27.La soledad del tirano es el tema de El otoño del patriarca: «el hombre más solitario de la tierra» (García Márquez, 2012, pp. 29-30). En su semblanza de Fidel, García Márquez (1988) alude a «la leyenda de que es un solitario sin rumbo, un insomne desordenado e informal, que puede hacer una visita a cualquier hora y desvelar a sus visitados hasta el amanecer» (p. 12).

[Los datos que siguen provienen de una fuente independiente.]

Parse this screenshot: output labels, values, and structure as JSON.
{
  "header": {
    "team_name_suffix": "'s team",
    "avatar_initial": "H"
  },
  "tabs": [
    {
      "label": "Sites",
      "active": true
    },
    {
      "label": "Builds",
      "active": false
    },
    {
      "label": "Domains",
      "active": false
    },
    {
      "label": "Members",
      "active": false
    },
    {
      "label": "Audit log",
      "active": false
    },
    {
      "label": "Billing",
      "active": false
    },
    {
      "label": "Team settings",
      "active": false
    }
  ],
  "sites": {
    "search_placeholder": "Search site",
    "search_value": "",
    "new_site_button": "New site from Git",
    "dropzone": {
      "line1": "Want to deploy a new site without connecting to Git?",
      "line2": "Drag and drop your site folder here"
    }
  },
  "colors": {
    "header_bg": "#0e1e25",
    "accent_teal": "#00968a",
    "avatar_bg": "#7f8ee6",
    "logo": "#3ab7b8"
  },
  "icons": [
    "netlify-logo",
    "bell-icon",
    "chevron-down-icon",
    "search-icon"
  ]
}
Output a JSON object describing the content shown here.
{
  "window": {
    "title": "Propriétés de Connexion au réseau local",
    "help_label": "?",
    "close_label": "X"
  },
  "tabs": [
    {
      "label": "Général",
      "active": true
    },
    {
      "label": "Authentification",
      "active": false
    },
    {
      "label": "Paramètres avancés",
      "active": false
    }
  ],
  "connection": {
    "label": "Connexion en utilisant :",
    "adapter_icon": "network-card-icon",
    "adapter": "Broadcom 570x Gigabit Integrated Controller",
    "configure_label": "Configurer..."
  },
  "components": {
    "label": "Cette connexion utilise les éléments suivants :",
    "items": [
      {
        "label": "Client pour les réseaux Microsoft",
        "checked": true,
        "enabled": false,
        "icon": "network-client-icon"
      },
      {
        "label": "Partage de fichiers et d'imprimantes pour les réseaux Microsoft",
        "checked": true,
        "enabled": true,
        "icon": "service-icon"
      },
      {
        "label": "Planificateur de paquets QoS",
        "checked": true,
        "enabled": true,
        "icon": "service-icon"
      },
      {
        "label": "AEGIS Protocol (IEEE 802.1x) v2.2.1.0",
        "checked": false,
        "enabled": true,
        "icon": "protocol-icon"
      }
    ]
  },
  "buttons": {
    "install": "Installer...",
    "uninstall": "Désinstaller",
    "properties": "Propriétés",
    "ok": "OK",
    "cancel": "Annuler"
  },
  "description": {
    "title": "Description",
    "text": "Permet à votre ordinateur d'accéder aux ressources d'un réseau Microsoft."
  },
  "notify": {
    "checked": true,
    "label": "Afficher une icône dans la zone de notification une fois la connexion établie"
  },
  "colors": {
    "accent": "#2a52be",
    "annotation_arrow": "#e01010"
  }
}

Pese a las diferencias notables entre un patriarca andino y analfabeta y un dictador caribe e ilustrado, aunque atípico, que ni bailaba ni cantaba, a las que habría que agregar evidentes despistes como la monstruosidad, la fealdad, el cuerpo enfermo, la potra, los pies planos y las estalinianas manos de doncella, son muchas más las afinidades que los contrastes. Similares son también las reacciones de la colectividad ante los actos de barbarie del régimen al exclamar: «si el general lo supiera, si hubiera alguien capaz de contárselo» (García Márquez, 2012, p. 169). La atmósfera de represión y vigilancia en el orbe del patriarca se reitera en la isla de los hermanos Castro. Son, pues, tantas las semejanzas intuidas por García Márquez que da la impresión de que su empeño, a veces aparatoso, por conocer personalmente a Castro estuviera orientado por la vanidad de comprobar el tamaño de sus aciertos de clarividente.